- #1

RedMech

- 13

- 0

Show that if the operator relation

e^(ipa/ħ)xe^(-ipa/ħ) = x+a

holds. The operator e^A is defined to the

∞

e^A= Ʃ(A^n)/n!

n=0

[Hint: Calculate e^(ipa/ħ)xe^(-ipa/ħ)f(p) where f(p)is any function of p, and use the representation x=iħd/dp]

2. Homework Equations :

I am not entirely sure but I think those presented in the problem statement are sufficient.

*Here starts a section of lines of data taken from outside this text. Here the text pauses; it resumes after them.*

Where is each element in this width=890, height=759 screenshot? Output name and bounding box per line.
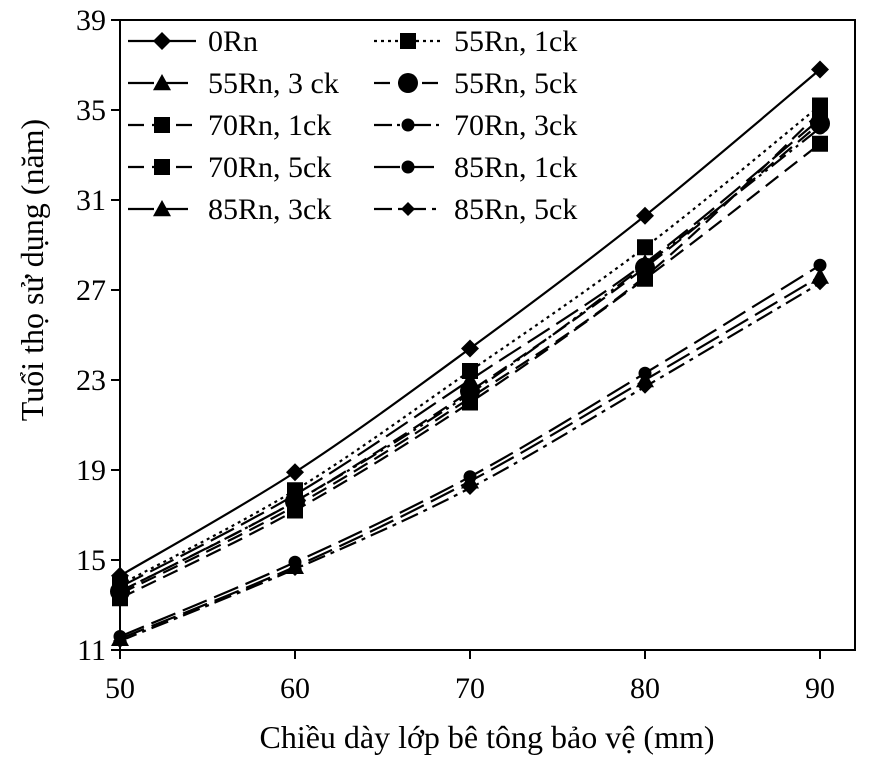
data-point-marker — [813, 258, 827, 272]
legend-label: 55Rn, 5ck — [454, 67, 577, 100]
data-point-marker — [461, 339, 479, 358]
y-tick-label: 27 — [76, 274, 106, 307]
legend-entry: 85Rn, 1ck — [374, 151, 577, 184]
data-point-marker — [154, 117, 170, 133]
data-point-marker — [288, 562, 302, 576]
legend: 0Rn 55Rn, 1ck 55Rn, 3 ck 55Rn, 5ck 70Rn, 1ck… — [122, 22, 612, 230]
legend-entry: 70Rn, 3ck — [374, 109, 577, 142]
legend-label: 85Rn, 3ck — [208, 193, 331, 226]
legend-label: 0Rn — [208, 25, 258, 58]
x-tick-label: 90 — [805, 672, 835, 705]
data-point-marker — [812, 135, 828, 152]
x-tick-label: 50 — [105, 672, 135, 705]
data-point-marker — [287, 502, 303, 519]
series-9 — [113, 276, 827, 648]
series-6 — [112, 135, 828, 607]
plot-frame — [119, 19, 856, 651]
series-0 — [111, 60, 829, 585]
x-tick-label: 60 — [280, 672, 310, 705]
data-point-marker — [286, 463, 304, 482]
x-tick-label: 80 — [630, 672, 660, 705]
legend-label: 85Rn, 1ck — [454, 151, 577, 184]
y-tick-label: 39 — [76, 4, 106, 37]
legend-entry: 70Rn, 1ck — [128, 109, 331, 142]
data-point-marker — [153, 32, 171, 50]
data-point-marker — [813, 121, 827, 135]
y-tick-label: 15 — [76, 544, 106, 577]
legend-label: 55Rn, 3 ck — [208, 67, 339, 100]
legend-background — [122, 22, 612, 230]
legend-label: 70Rn, 3ck — [454, 109, 577, 142]
data-point-marker — [153, 74, 171, 91]
data-point-marker — [154, 159, 170, 175]
legend-entry: 70Rn, 5ck — [128, 151, 331, 184]
data-point-marker — [813, 276, 827, 291]
legend-label: 55Rn, 1ck — [454, 25, 577, 58]
data-point-marker — [638, 379, 652, 394]
data-point-marker — [153, 200, 171, 217]
legend-entry: 55Rn, 3 ck — [128, 67, 339, 100]
legend-entry: 85Rn, 5ck — [374, 193, 577, 226]
legend-entry: 55Rn, 5ck — [374, 67, 577, 100]
data-point-marker — [112, 590, 128, 607]
series-line — [119, 118, 821, 588]
data-point-marker — [811, 60, 829, 79]
data-point-marker — [637, 239, 653, 256]
legend-entry: 0Rn — [128, 25, 258, 58]
data-point-marker — [113, 634, 127, 648]
x-tick-label: 70 — [455, 672, 485, 705]
data-point-marker — [636, 206, 654, 225]
axes: 50 60 70 80 90 11 15 19 23 27 31 35 39 — [76, 4, 856, 705]
legend-entry: 55Rn, 1ck — [374, 25, 577, 58]
data-point-marker — [812, 104, 828, 121]
y-tick-label: 11 — [77, 634, 106, 667]
data-point-marker — [638, 258, 652, 272]
data-point-marker — [401, 118, 415, 132]
data-point-marker — [637, 270, 653, 287]
legend-label: 70Rn, 1ck — [208, 109, 331, 142]
y-tick-label: 35 — [76, 94, 106, 127]
data-point-marker — [401, 202, 415, 216]
data-point-marker — [401, 160, 415, 174]
data-point-marker — [811, 267, 829, 284]
data-point-marker — [400, 33, 416, 49]
y-tick-label: 19 — [76, 454, 106, 487]
y-axis-title: Tuổi thọ sử dụng (năm) — [14, 119, 50, 421]
legend-label: 70Rn, 5ck — [208, 151, 331, 184]
data-point-marker — [462, 394, 478, 411]
legend-label: 85Rn, 5ck — [454, 193, 577, 226]
legend-entry: 85Rn, 3ck — [128, 193, 331, 226]
series-line — [119, 111, 821, 595]
data-point-marker — [463, 481, 477, 495]
y-tick-label: 31 — [76, 184, 106, 217]
x-axis-title: Chiều dày lớp bê tông bảo vệ (mm) — [259, 719, 714, 755]
series-layer — [110, 60, 830, 648]
y-tick-label: 23 — [76, 364, 106, 397]
data-point-marker — [398, 73, 418, 93]
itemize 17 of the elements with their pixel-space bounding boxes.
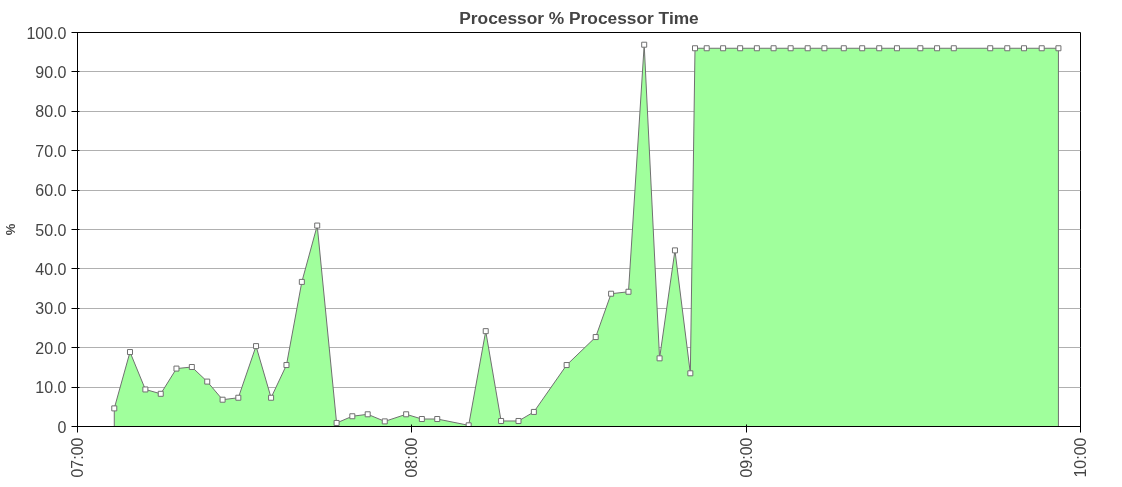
y-tick-label: 30.0: [35, 300, 67, 318]
x-tick-label: 08:00: [403, 437, 421, 478]
y-tick-label: 60.0: [35, 182, 67, 200]
y-tick-label: 50.0: [35, 221, 67, 239]
chart-title: Processor % Processor Time: [459, 7, 700, 28]
x-tick-label: 07:00: [69, 437, 86, 478]
y-tick-label: 0: [57, 418, 67, 436]
x-tick-label: 09:00: [737, 437, 755, 478]
y-axis-title: %: [3, 223, 19, 236]
y-tick-label: 100.0: [26, 24, 67, 42]
y-tick-label: 90.0: [35, 63, 67, 81]
y-tick-label: 10.0: [35, 379, 67, 397]
y-tick-label: 70.0: [35, 142, 67, 160]
y-tick-label: 80.0: [35, 103, 67, 121]
x-tick-label: 10:00: [1072, 437, 1089, 478]
y-tick-label: 20.0: [35, 339, 67, 357]
y-tick-label: 40.0: [35, 260, 67, 278]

3. The Attempt at a Solution :

I calculated e^(ipa/ħ)xe^(-ipa/ħ)f(p) by replacing x=iħd/dp to get;

e^(ipa/ħ)iħd/dp[e^(-ipa/ħ)f(p)]= e^(ipa/ħ){iħ[(-ia/ħ)e^(-ipa/ħ)f(p)+e^(-ipa/ħ)f'(p)]}

= e^(ipa/ħ){ae^(-ipa/ħ)f(p)+e^(-ipa/ħ)f'(p)]}

= af(p)+f'(p).

∴ af(p)+f'(p) = x + a.

From this point I become entirely confused, I don't know how everything is suppose to tie into the power series.